Sammy didn’t go the route of becoming a breeding hen, the term for any female bird. Instead, she came into my life because a family in Beverly Hills took a vacation to Hawaii. In many warm places around the world, sidewalk vendors place parrots on tourists’ shoulders, then snap a photo of the laughter, and maybe the fear, that follows. I have observed this practice many times on trips to Hawaii and Key West. Tourists see the beautiful parrots, but they don’t understand how those birds suffer in the heat day after day, and they don’t know that the birds often aren’t fed until late at night to prevent them from defecating on tourists’ shoulders. The tourists fall in love with the birds, or at least the image they have of them from that family trip. The children (or husband, in the case of the family from Beverly Hills) beg for a bird when they get home, and the family gets a pet. This particular family approached the small-time breeders in Pacific Palisades, and that’s where they met Sammy. That captivating bird was just the touch their home needed. She even matched the furniture! They had no idea what they were getting into. They didn’t know their adorable pink bird came complete with the messiness, loudness, and destructiveness of a wild animal.
The breeders wanted to keep Sammy for the income she could bring in, and initially refused to sell her. The family raised their offer. The breeders knew Sammy would be a source of money for years and refused again. Finally, the family offered enough money that the breeders gave in. Sammy was sold to her second-to-last home. She lived there a little less than a year. I saw her living situation firsthand when Sammy called out to me on that Christmas Eve, and it was no place for a social, clever, sentient being.

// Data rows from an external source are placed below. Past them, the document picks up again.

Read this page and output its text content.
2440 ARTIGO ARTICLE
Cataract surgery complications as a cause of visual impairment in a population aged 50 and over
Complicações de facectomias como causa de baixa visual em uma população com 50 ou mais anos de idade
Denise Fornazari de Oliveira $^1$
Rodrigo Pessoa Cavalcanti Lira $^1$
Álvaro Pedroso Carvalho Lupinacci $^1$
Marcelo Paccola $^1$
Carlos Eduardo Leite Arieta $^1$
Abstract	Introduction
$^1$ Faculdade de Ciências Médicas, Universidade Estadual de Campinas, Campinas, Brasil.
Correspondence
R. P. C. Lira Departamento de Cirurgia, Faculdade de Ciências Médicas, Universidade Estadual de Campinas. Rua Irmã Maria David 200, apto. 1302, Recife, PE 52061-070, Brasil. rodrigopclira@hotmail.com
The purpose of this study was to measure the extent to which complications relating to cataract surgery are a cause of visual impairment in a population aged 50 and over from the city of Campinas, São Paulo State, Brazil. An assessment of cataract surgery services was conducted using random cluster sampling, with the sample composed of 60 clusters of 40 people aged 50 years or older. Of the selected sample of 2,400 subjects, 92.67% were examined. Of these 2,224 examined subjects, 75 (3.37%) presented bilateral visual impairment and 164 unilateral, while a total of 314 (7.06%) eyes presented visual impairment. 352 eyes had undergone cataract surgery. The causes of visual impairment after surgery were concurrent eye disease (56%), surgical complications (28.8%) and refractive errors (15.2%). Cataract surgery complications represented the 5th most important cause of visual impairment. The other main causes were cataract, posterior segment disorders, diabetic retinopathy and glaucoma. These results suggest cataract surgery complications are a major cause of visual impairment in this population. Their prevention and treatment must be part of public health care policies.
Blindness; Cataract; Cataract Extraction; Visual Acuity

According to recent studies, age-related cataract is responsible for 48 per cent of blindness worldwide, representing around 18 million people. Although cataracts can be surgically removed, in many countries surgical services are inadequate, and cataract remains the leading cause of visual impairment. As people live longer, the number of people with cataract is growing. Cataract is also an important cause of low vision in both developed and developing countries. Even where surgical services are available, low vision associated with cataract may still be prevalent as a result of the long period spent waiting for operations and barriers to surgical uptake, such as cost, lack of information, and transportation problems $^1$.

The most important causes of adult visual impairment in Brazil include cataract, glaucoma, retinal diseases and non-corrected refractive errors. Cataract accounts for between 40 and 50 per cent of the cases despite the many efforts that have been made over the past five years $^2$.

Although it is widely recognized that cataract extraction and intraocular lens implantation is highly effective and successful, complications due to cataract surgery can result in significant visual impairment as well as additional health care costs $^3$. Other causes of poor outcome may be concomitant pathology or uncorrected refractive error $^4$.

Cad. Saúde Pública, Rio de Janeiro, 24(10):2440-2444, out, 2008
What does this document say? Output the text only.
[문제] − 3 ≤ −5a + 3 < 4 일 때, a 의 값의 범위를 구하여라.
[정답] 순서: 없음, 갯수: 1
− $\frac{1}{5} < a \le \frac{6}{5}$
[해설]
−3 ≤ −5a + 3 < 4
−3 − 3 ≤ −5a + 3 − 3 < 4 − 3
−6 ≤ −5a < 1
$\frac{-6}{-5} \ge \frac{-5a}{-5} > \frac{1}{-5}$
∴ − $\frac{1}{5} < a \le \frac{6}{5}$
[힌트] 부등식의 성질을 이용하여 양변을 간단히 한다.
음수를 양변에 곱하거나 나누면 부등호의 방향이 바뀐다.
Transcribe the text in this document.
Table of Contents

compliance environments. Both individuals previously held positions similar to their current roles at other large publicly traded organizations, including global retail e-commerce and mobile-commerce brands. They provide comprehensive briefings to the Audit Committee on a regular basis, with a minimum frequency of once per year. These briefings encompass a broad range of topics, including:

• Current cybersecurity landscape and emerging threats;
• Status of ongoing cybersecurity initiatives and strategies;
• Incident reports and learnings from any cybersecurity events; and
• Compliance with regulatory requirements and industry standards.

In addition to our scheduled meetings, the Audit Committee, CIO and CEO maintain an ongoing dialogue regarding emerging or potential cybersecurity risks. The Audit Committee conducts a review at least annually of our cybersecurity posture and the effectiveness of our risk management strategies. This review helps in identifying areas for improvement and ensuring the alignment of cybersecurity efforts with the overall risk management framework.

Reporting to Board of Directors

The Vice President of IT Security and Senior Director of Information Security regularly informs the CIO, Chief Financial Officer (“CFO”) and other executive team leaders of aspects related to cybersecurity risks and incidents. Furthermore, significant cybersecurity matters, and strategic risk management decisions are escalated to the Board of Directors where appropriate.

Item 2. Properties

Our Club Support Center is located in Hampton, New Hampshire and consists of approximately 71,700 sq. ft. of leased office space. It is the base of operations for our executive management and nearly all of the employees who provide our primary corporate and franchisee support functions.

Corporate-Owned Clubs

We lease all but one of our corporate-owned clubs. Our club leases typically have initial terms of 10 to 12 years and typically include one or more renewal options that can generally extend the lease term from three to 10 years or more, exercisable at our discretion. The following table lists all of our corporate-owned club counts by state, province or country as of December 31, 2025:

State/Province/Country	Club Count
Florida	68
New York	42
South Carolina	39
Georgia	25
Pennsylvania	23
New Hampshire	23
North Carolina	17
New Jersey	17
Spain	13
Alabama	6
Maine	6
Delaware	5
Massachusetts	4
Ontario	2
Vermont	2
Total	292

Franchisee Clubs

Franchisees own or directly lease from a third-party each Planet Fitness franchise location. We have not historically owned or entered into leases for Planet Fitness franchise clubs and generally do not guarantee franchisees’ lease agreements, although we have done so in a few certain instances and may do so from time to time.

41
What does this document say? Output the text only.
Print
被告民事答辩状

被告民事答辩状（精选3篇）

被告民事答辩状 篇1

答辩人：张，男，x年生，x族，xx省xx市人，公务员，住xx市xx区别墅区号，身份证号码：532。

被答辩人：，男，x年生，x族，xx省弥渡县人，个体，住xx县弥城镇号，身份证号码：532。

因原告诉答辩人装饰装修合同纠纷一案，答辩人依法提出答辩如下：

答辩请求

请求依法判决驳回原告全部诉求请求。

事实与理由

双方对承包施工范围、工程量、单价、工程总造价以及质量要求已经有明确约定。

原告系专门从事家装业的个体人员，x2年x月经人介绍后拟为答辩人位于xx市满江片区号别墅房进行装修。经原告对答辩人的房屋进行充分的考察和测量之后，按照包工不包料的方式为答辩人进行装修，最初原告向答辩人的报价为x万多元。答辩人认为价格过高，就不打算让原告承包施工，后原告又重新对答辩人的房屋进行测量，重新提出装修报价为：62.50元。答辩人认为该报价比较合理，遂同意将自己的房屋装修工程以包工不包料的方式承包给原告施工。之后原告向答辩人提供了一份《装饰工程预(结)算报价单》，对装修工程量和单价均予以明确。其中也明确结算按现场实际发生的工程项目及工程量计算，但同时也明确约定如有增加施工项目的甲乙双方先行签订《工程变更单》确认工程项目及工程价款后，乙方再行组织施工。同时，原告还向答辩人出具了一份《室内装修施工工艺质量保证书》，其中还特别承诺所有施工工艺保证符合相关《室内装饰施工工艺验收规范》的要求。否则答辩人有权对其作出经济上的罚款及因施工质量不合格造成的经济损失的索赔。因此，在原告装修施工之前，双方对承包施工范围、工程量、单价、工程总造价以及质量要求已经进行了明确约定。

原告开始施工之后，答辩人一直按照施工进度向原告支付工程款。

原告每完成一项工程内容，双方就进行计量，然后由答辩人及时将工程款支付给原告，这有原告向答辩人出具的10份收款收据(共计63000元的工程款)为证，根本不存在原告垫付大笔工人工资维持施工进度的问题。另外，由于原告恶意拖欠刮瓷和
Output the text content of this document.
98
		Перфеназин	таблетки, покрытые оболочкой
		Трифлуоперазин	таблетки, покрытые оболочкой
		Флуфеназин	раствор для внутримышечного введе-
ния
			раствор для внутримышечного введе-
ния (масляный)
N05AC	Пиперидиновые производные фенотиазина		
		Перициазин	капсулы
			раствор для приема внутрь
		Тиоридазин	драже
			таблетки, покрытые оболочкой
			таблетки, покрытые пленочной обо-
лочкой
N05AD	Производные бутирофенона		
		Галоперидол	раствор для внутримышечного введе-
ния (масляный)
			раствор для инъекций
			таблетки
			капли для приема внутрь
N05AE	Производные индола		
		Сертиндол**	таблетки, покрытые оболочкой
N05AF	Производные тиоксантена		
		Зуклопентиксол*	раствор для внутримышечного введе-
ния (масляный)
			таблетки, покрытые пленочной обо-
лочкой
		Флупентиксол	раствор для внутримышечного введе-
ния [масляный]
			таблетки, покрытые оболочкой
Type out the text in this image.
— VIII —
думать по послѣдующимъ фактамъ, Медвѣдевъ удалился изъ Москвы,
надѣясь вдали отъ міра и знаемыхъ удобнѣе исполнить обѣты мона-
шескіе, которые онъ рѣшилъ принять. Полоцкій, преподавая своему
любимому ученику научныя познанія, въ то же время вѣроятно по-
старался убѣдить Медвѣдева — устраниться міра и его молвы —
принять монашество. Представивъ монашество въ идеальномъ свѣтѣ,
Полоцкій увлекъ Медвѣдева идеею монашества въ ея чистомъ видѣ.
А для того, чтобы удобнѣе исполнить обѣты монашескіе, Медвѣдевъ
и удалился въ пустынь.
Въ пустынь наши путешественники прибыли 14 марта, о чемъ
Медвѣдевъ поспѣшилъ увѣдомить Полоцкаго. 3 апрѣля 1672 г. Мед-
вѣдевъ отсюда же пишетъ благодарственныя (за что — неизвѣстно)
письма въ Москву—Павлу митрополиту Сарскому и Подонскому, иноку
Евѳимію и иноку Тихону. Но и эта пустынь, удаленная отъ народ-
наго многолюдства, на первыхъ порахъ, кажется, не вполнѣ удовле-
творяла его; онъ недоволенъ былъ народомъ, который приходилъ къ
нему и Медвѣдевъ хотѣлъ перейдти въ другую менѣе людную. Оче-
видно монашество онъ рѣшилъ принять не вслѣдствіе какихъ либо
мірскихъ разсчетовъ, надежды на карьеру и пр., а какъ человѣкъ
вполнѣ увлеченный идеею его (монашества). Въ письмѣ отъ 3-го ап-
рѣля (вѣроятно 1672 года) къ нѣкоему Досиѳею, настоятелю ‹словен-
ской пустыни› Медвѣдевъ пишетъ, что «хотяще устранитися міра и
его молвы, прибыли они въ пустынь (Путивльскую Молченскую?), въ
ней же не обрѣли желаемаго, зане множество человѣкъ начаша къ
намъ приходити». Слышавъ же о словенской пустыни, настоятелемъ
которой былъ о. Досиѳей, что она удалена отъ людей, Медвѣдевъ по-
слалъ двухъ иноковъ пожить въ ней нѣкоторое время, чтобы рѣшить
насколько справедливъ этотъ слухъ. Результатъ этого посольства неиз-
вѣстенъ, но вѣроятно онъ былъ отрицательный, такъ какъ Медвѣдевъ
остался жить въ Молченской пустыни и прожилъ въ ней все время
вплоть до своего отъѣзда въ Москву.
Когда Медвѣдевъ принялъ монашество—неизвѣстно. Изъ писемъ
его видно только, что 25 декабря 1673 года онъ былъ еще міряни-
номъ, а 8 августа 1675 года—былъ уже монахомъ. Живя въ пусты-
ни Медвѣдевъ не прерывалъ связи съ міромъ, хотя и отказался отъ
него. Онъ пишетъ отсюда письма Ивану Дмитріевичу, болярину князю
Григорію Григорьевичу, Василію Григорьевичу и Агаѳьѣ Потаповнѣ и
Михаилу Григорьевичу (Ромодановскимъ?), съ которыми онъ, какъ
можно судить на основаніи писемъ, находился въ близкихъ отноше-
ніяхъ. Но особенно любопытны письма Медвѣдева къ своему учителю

Until she came to live with me, Sammy had been without a flock, lonely, flightless, and essentially in solitary confinement. For ten years, she had suffered.
I had just finished graduate school, and I hadn’t even started my practice. I had promised myself no pets while I was still living a student’s lifestyle. But I felt a strong bond with Sammy.
I said I would find her a good home; I just didn’t realize it would be mine. I couldn’t change Sammy’s past, but I could make sure the rest of her life was happy. “Don’t worry, baby,” I said, stroking her feathers. “From now on, everything is going to be okay.”